Naturellement, les entreprises se sont montrées plus prudentes en matière d'investissement, mais, tout comme il y a eu des entreprises qui ont menacé de quitter le Royaume-Uni en cas de Brexit sans accord, des exemples très médiatisés - Google et Apple - pour se développer en Grande-Bretagne.
L'hypothèse avancée par ces sociétés multinationales est que la Grande-Bretagne ne va pas quitter l'UE en mars prochain car un accord sera finalement conclu. Les marchés financiers pensent de la même façon, en mettant les chances de ne rien faire à 10%.
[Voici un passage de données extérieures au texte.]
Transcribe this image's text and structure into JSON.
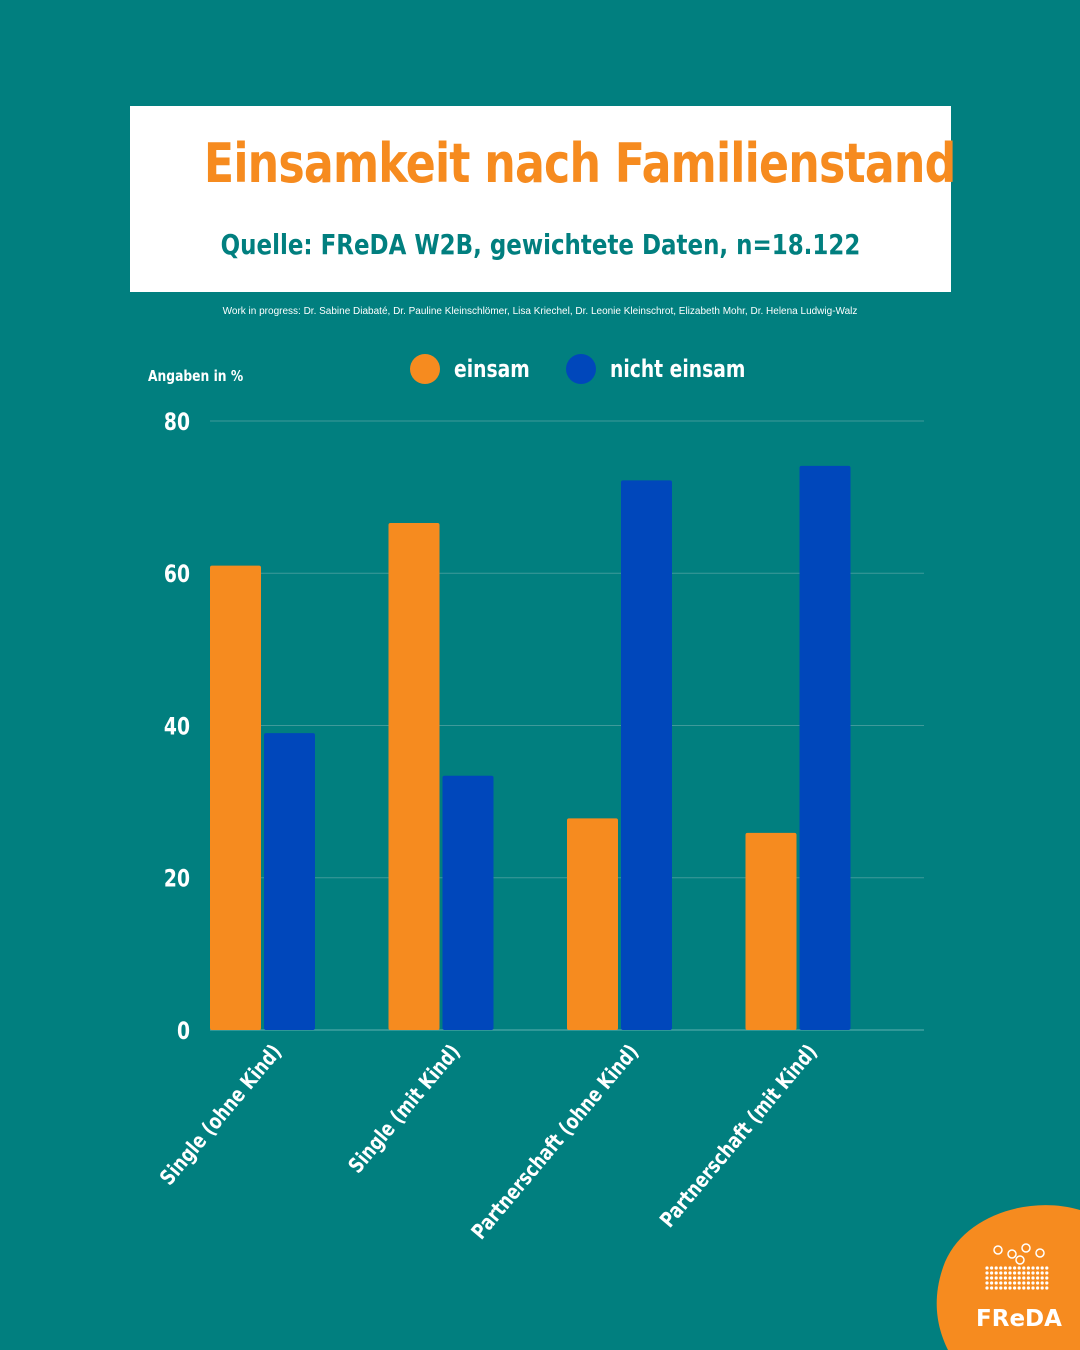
{
  "header": {
    "title": "Einsamkeit nach Familienstand",
    "subtitle": "Quelle:  FReDA W2B, gewichtete Daten, n=18.122"
  },
  "credits": "Work in progress: Dr. Sabine Diabaté, Dr. Pauline Kleinschlömer, Lisa Kriechel, Dr. Leonie Kleinschrot, Elizabeth Mohr, Dr. Helena Ludwig-Walz",
  "logo": {
    "text": "FReDA",
    "color": "#f68b1f"
  },
  "colors": {
    "background": "#017f7f",
    "einsam": "#f68b1f",
    "nicht_einsam": "#0047bb"
  },
  "chart_data": {
    "type": "bar",
    "title": "Einsamkeit nach Familienstand",
    "ylabel": "Angaben in %",
    "xlabel": "",
    "ylim": [
      0,
      80
    ],
    "yticks": [
      0,
      20,
      40,
      60,
      80
    ],
    "grid": true,
    "legend_position": "top-center",
    "categories": [
      "Single (ohne Kind)",
      "Single (mit Kind)",
      "Partnerschaft (ohne Kind)",
      "Partnerschaft (mit Kind)"
    ],
    "series": [
      {
        "name": "einsam",
        "color": "#f68b1f",
        "values": [
          61,
          66.6,
          27.8,
          25.9
        ]
      },
      {
        "name": "nicht einsam",
        "color": "#0047bb",
        "values": [
          39,
          33.4,
          72.2,
          74.1
        ]
      }
    ]
  }
}
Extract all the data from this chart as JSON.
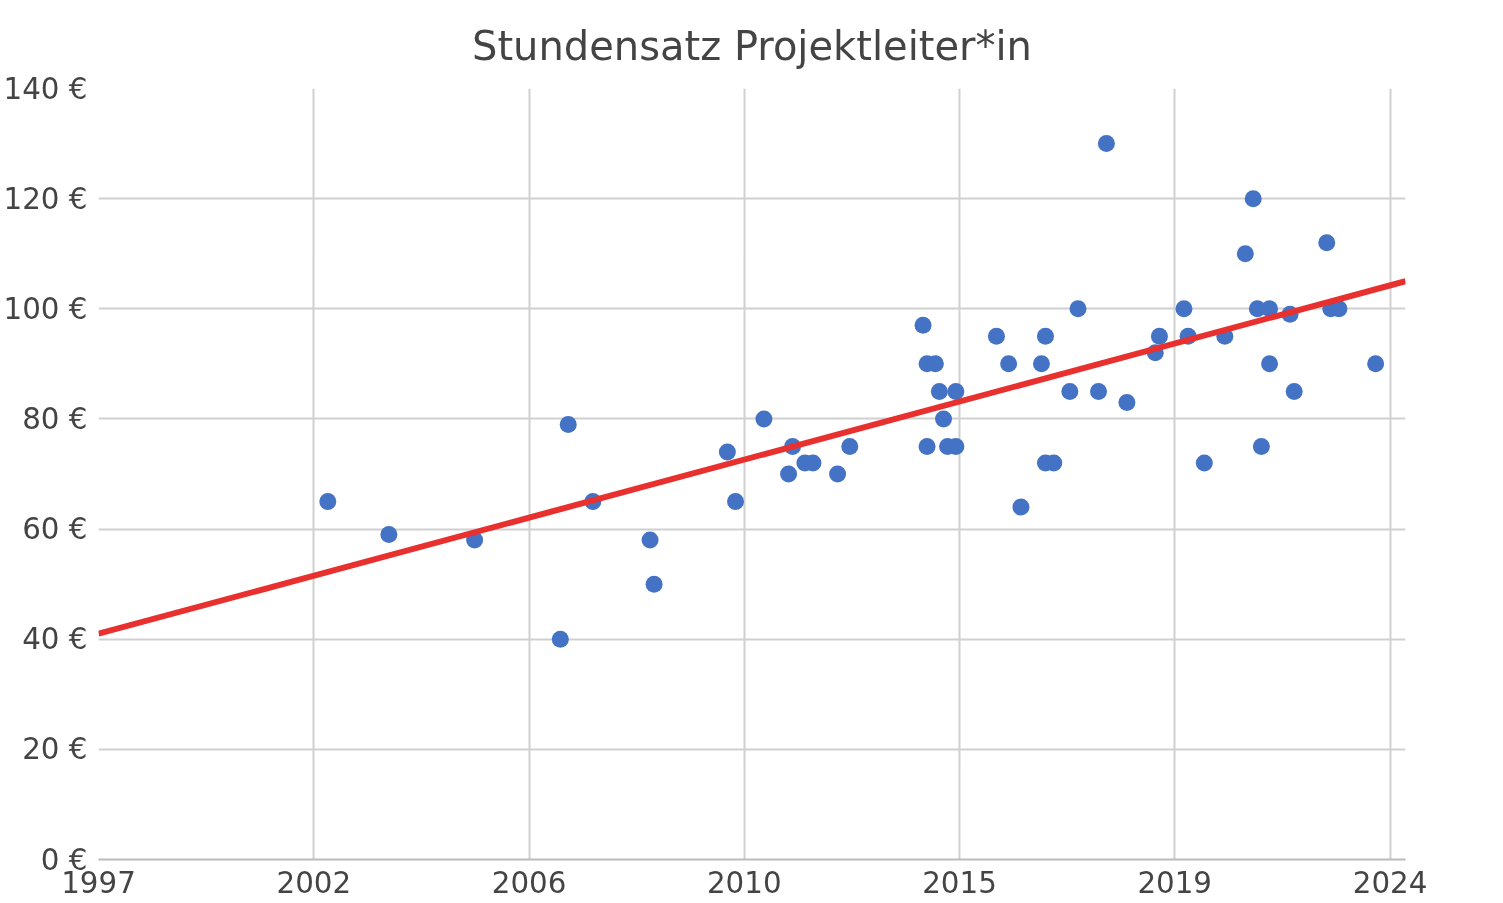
{
  "chart_data": {
    "type": "scatter",
    "title": "Stundensatz Projektleiter*in",
    "xlim": [
      "1997-08-07",
      "2024-04-25"
    ],
    "ylim": [
      0,
      140
    ],
    "xticks": [
      {
        "value": "1997-08-07",
        "label": "1997"
      },
      {
        "value": "2002-01-01",
        "label": "2002"
      },
      {
        "value": "2006-05-27",
        "label": "2006"
      },
      {
        "value": "2010-10-19",
        "label": "2010"
      },
      {
        "value": "2015-03-14",
        "label": "2015"
      },
      {
        "value": "2019-08-07",
        "label": "2019"
      },
      {
        "value": "2024-01-01",
        "label": "2024"
      }
    ],
    "yticks": [
      {
        "value": 0,
        "label": "0 €"
      },
      {
        "value": 20,
        "label": "20 €"
      },
      {
        "value": 40,
        "label": "40 €"
      },
      {
        "value": 60,
        "label": "60 €"
      },
      {
        "value": 80,
        "label": "80 €"
      },
      {
        "value": 100,
        "label": "100 €"
      },
      {
        "value": 120,
        "label": "120 €"
      },
      {
        "value": 140,
        "label": "140 €"
      }
    ],
    "grid": true,
    "series": [
      {
        "color": "#4472c4",
        "marker": "circle",
        "x": [
          "2002-04",
          "2003-07",
          "2005-04",
          "2007-01",
          "2007-03",
          "2007-09",
          "2008-11",
          "2008-12",
          "2010-06",
          "2010-08",
          "2011-03",
          "2011-09",
          "2011-10",
          "2012-01",
          "2012-03",
          "2012-09",
          "2012-12",
          "2014-06",
          "2014-07",
          "2014-07",
          "2014-09",
          "2014-10",
          "2014-11",
          "2014-12",
          "2015-02",
          "2015-02",
          "2015-12",
          "2016-03",
          "2016-06",
          "2016-11",
          "2016-12",
          "2016-12",
          "2017-02",
          "2017-06",
          "2017-08",
          "2018-01",
          "2018-03",
          "2018-08",
          "2019-03",
          "2019-04",
          "2019-10",
          "2019-11",
          "2020-03",
          "2020-08",
          "2021-01",
          "2021-03",
          "2021-04",
          "2021-05",
          "2021-07",
          "2021-07",
          "2021-12",
          "2022-01",
          "2022-09",
          "2022-10",
          "2022-12",
          "2023-09"
        ],
        "values": [
          65,
          59,
          58,
          40,
          79,
          65,
          58,
          50,
          74,
          65,
          80,
          70,
          75,
          72,
          72,
          70,
          75,
          97,
          90,
          75,
          90,
          85,
          80,
          75,
          75,
          85,
          95,
          90,
          64,
          90,
          95,
          72,
          72,
          85,
          100,
          85,
          130,
          83,
          92,
          95,
          100,
          95,
          72,
          95,
          110,
          120,
          100,
          75,
          100,
          90,
          99,
          85,
          112,
          100,
          100,
          90
        ]
      },
      {
        "type": "line",
        "marker": "none",
        "color": "#e8312f",
        "x": [
          "1997-08-07",
          "2024-04-25"
        ],
        "values": [
          41,
          105
        ]
      }
    ]
  }
}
Ceci est une hypothèse raisonnable. L’histoire des négociations de l’UE est que la victoire est arrachée à la défaite avec un accord conclu à la toute dernière minute. L'économie de la zone euro n'étant pas particulièrement saine, il n'y a pas de véritable appétit dans les capitaux européens pour un résultat sans transaction.
De toute évidence, il est logique de se préparer à tous les résultats du Brexit, mais le public doit encore prendre au sérieux les avertissements les plus inquiétants de l’apocalypse à venir.
La prévision d'expert est discréditée. La vie est un peu meilleure qu’il ya un an. On s'attend toujours à ce que Londres et Bruxelles orchestrent une solution politique. Pour toutes ces raisons, les gens ne croient pas vraiment qu’à la fin de mars 2019, il n’y aura plus de nourriture dans les magasins, que les hôpitaux manqueront de médicaments et que les avions ne pourront plus voler. Un Brexit sans transaction est considéré comme un autre bogue du millénaire.